Resonance in Musical Instruments and with Tuning ForksWatch
I’m confused about the relationship between wavelength and the length of the tube in which the standing wave propagates. If you increase the length of the tube (say it’s closed on one end), will the length of the fundamental wavelength increase?
For example, if you hold a vibrating tuning fork that vibrates specifically at middle A (440Hz) over a closed pipe and you hear resonance, then you know there’s an antinode at the open end, over which you have your tuning fork hanging. But (correct me if I’m wrong) if you increase the length of the tube, the resonance gradually fades, and eventually you will hear no resonance due to a node at that end? Yet the length of the wave and frequency doesn’t change? It’s just that with a longer tube, you can incorporate more parts of the wave? (e.g. Fundamental → 1/4 of a wave; say you increase the tube so it can contain 1/2 of the wave.)

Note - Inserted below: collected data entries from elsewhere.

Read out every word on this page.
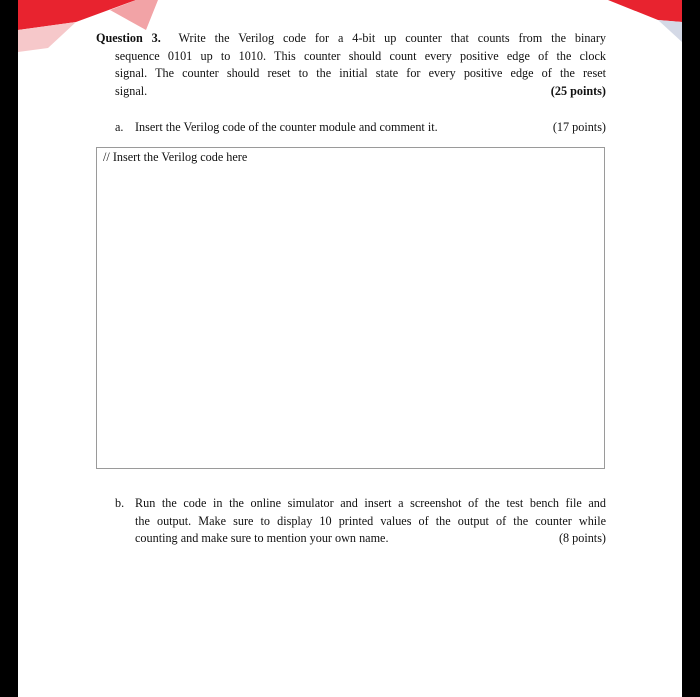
Question 3. Write the Verilog code for a 4-bit up counter that counts from the binary
sequence 0101 up to 1010. This counter should count every positive edge of the clock
signal. The counter should reset to the initial state for every positive edge of the reset
signal.	(25 points)
a. Insert the Verilog code of the counter module and comment it.	(17 points)
// Insert the Verilog code here
b. Run the code in the online simulator and insert a screenshot of the test bench file and
the output. Make sure to display 10 printed values of the output of the counter while
counting and make sure to mention your own name.	(8 points)
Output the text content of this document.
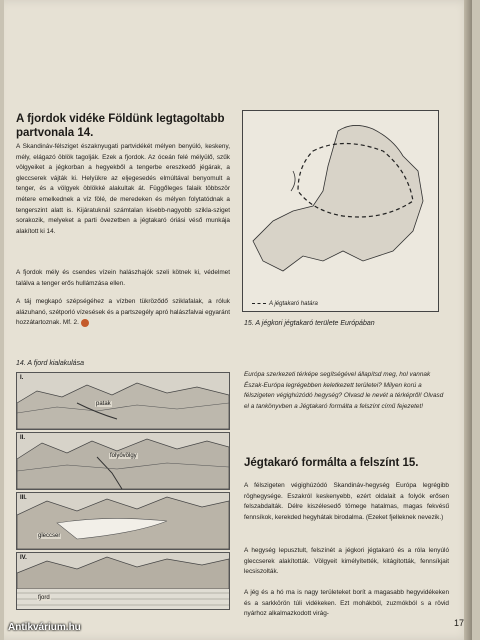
A fjordok vidéke Földünk legtagoltabb partvonala 14.
A Skandináv-félsziget északnyugati partvidékét mélyen benyúló, keskeny, mély, elágazó öblök tagolják. Ezek a fjordok. Az óceán felé mélyülő, szűk völgyeiket a jégkorban a hegyekből a tengerbe ereszkedő jégárak, a gleccserek vájták ki. Helyükre az eljegesedés elmúltával benyomult a tenger, és a völgyek öblökké alakultak át. Függőleges falaik többször métere emelkednek a víz fölé, de meredeken és mélyen folytatódnak a tengerszint alatt is. Kijáratuknál számtalan kisebb-nagyobb szikla-sziget sorakozik, melyeket a parti övezetben a jégtakaró óriási véső munkája alakított ki 14.
A fjordok mély és csendes vízein halászhajók szeli kötnek ki, védelmet találva a tenger erős hullámzása ellen.
A táj megkapó szépségéhez a vízben tükröződő sziklafalak, a róluk alázuhanó, szétporló vízesések és a partszegély apró halászfalvai egyaránt hozzátartoznak. Mf. 2.
14. A fjord kialakulása
I.
patak
II.
folyóvölgy
III.
gleccser
IV.
fjord
A jégtakaró határa
15. A jégkori jégtakaró területe Európában
Európa szerkezeti térképe segítségével állapítsd meg, hol vannak Észak-Európa legrégebben keletkezett területei? Milyen korú a félszigeten végighúzódó hegység? Olvasd le nevét a térképről! Olvasd el a tankönyvben a Jégtakaró formálta a felszínt című fejezetet!
Jégtakaró formálta a felszínt 15.
A félszigeten végighúzódó Skandináv-hegység Európa legrégibb röghegysége. Eszakról keskenyebb, ezért oldalait a folyók erősen felszabdalták. Délre kiszélesedő tömege hatalmas, magas fekvésű fennsíkok, kerekded hegyhátak birodalma. (Ezeket fjelleknek nevezik.)
A hegység lepusztult, felszínét a jégkori jégtakaró és a róla lenyúló gleccserek alakították. Völgyeit kimélyítették, kitágították, fennsíkjait lecsiszolták.
A jég és a hó ma is nagy területeket borít a magasabb hegyvidékeken és a sarkkörön túli vidékeken. Ezt mohákból, zuzmókból s a rövid nyárhoz alkalmazkodott virág-
17
Antikvárium.hu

So from that, I would assume that the frequency and wavelength depends solely on the source—the A440 tuning fork, designed to vibrate at that fixed frequency and wavelength. Lengthening the pipe will only result in either resonance, or no resonance, affecting amplitude.
Yet in musical instruments, such as a clarinet, you press down on keys to lengthen the tube, generating a lower pitch. Yet the source of vibration, the reed, vibrates just the same as when a low G is played and middle G is played. So this beckons me to believe that changes in the length of the pipe wherein the standing wave propagates does change the wavelength and frequency of the wave, the vibrator’s frequency notwithstanding?
In other words, the frequency you get from the instrument is controlled by the tube, not the reed. The reed has no particular frequency of its own.